Yes, that was one of our vocabulary words last week for Year 7. The kids are excited because it is the end of the term and I’m excited about my friend HB coming to visit.
Since she’s flown halfway around the world I figured the least I can do is meet her at the airport. I’ll head out to catch the bus at 6:30 a.m. Then the 8:00 a.m. ferry to Upolu. Then I’ll either take the bus or splurge on the short cab ride from the Mulifanua Wharf to the Faleolo Airport. Both the wharf and airport are over an hour away from Apia, in the middle of pretty much nowhere.
The only thing there is Aggie Grey’s resort, which boasts a golf course and great view of Savaii. It’s also famous here and in New Zealand as the place where the cast and crew of Survivor have been holed up for a couple of months. When Survivor producers waved what is rumored to be over a million USD in front of the resort management they summarily cancelled all pre-existing reservations. Most from Kiwis.
I should arrive at the airport about 9:30 a.m. I’ll peruse the gift shops and perhaps have a bite to eat while waiting for the flight, which is scheduled to arrive at 12:45 p.m. Oh, wait. There are no gift shops or restaurants. It is a small airport. I did hear that sometimes a vendor is there selling hotdogs.
After I say “Afio mai i Samoa!” (Welcome to Samoa) to HB we’ll hop in a cab to head back to the wharf. We could make the 2:00 p.m. boat to Savaii if she clears customs quickly, but small airport doesn’t necessarily equate to speedy airport. I’m assuming we’ll be on the 4:00 p.m. boat. Once on Savaii, just a five minute cab ride to the car rental place. They promised to remain open for us to pick up the car, since they normally close at 4:30. We should get to Heidi’s hotel by 6:00 p.m.
After that, it’s HB’s trip. I have to be at school on Thursday and Friday, but they’ll be short days, over by 12:30 p.m. I’m hoping she’ll join me, since Thursday is sports day and what’s more fun than 250 excited kids doing sack and 3-legged races?

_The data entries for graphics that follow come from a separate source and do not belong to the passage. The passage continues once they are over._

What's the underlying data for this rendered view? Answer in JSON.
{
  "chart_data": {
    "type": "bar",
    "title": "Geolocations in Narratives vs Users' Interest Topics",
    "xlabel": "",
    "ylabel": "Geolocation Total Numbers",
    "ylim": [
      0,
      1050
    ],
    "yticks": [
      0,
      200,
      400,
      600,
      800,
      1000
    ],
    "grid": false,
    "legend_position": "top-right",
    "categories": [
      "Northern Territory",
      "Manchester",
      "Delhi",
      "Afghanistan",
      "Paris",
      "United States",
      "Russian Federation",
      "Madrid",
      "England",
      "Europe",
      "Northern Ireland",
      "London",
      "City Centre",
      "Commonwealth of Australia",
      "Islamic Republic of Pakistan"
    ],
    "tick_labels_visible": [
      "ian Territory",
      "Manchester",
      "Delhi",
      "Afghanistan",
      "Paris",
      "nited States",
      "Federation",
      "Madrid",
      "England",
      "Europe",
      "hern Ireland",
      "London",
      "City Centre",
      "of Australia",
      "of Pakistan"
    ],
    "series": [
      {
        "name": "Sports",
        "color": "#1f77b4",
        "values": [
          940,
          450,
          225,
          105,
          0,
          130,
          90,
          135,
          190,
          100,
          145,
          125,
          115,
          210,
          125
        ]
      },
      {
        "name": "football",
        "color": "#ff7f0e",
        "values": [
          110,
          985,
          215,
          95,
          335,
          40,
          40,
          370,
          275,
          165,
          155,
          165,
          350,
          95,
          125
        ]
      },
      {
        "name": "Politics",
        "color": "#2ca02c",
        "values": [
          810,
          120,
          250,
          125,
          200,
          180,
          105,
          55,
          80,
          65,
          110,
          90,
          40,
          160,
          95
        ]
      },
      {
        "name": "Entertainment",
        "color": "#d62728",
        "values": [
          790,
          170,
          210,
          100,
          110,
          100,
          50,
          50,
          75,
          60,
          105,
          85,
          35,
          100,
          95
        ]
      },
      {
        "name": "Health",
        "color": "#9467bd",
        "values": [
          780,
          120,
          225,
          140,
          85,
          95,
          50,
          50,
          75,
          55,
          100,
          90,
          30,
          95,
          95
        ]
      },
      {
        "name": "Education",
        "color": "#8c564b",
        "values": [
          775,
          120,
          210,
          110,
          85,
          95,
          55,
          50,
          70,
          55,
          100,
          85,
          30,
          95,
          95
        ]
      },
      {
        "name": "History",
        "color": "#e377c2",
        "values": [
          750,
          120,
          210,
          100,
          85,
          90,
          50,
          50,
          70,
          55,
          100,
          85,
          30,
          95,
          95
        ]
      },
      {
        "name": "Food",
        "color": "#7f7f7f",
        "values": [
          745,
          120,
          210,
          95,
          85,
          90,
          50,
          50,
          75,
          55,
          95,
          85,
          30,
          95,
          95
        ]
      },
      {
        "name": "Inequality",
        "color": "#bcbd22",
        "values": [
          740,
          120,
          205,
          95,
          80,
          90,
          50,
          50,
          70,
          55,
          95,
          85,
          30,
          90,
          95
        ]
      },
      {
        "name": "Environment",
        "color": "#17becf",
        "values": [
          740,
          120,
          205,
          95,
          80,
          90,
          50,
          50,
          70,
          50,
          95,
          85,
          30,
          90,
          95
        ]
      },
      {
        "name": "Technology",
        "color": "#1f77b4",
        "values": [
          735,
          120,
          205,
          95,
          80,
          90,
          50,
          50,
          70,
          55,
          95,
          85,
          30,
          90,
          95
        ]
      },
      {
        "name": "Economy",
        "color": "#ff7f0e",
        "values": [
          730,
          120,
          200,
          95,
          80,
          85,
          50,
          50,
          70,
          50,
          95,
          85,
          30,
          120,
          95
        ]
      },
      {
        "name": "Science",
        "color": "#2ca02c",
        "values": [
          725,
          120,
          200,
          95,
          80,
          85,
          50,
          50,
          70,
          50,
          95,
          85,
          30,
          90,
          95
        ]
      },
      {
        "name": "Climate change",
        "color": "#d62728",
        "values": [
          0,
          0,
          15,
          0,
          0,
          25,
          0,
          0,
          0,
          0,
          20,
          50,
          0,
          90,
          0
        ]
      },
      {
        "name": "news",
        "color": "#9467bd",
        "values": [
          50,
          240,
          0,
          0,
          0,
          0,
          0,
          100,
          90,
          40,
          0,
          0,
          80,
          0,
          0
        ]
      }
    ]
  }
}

Friday is prize giving. Grades are announced, along with class rankings. Parents attend and ulas, some flower and some candy, are handed out by the parents to the teachers. Some parents also give cash to teachers as a thank you. There are speeches by each teacher. I was told I was expected to make a speech, in Samoan. I showed a copy of what I’d prepared to my boss today and was told I should save it for the end of the year. I’ll bet you $50 I’ll be asked to stand up and speak to everyone in Samoan. I’ll add another $50 to that bet that I’ll be asked to dance for everyone. They have the kids sing and I dance. Samaoans seem to find few things as entertaining as watching a palagi dance. I don’t mind, but please don’t tell HB, because she’ll also likely be asked to dance, too. The only thing better than one dancing palagi is two!
One of the teachers is moving to New Zealand so we’re planning a fiafia (party) to say goodbye after the prize giving. The children have been asked to give gifts, the teachers have collected money to give and we’re all bringing food. Food will be the big event. The principal will make an umu (hot rocks used to cook the food) and roast a pig along with taro, breadfruit and palusami (coconut cream in young taro leaves). There will also be green bananas, chopsuey, potato salad, canned mackerel and egg salad sandwiches. I’m bringing the egg salad sandwiches which are popular here. I was told to make sandwiches out of 4 loaves of bread. I believe the food portion of the program is just for the teachers, but could also be for the parents. 10 teachers, 250 or so kids and if last term is indicative, about 30 parents. In one classroom. It promises to be cozy.
I’m excited to see HB. I’m also excited that she’ll get a taste (literally) of the real Samoa this week. Hmmm, I wonder if I should have a puletasi for her to wear?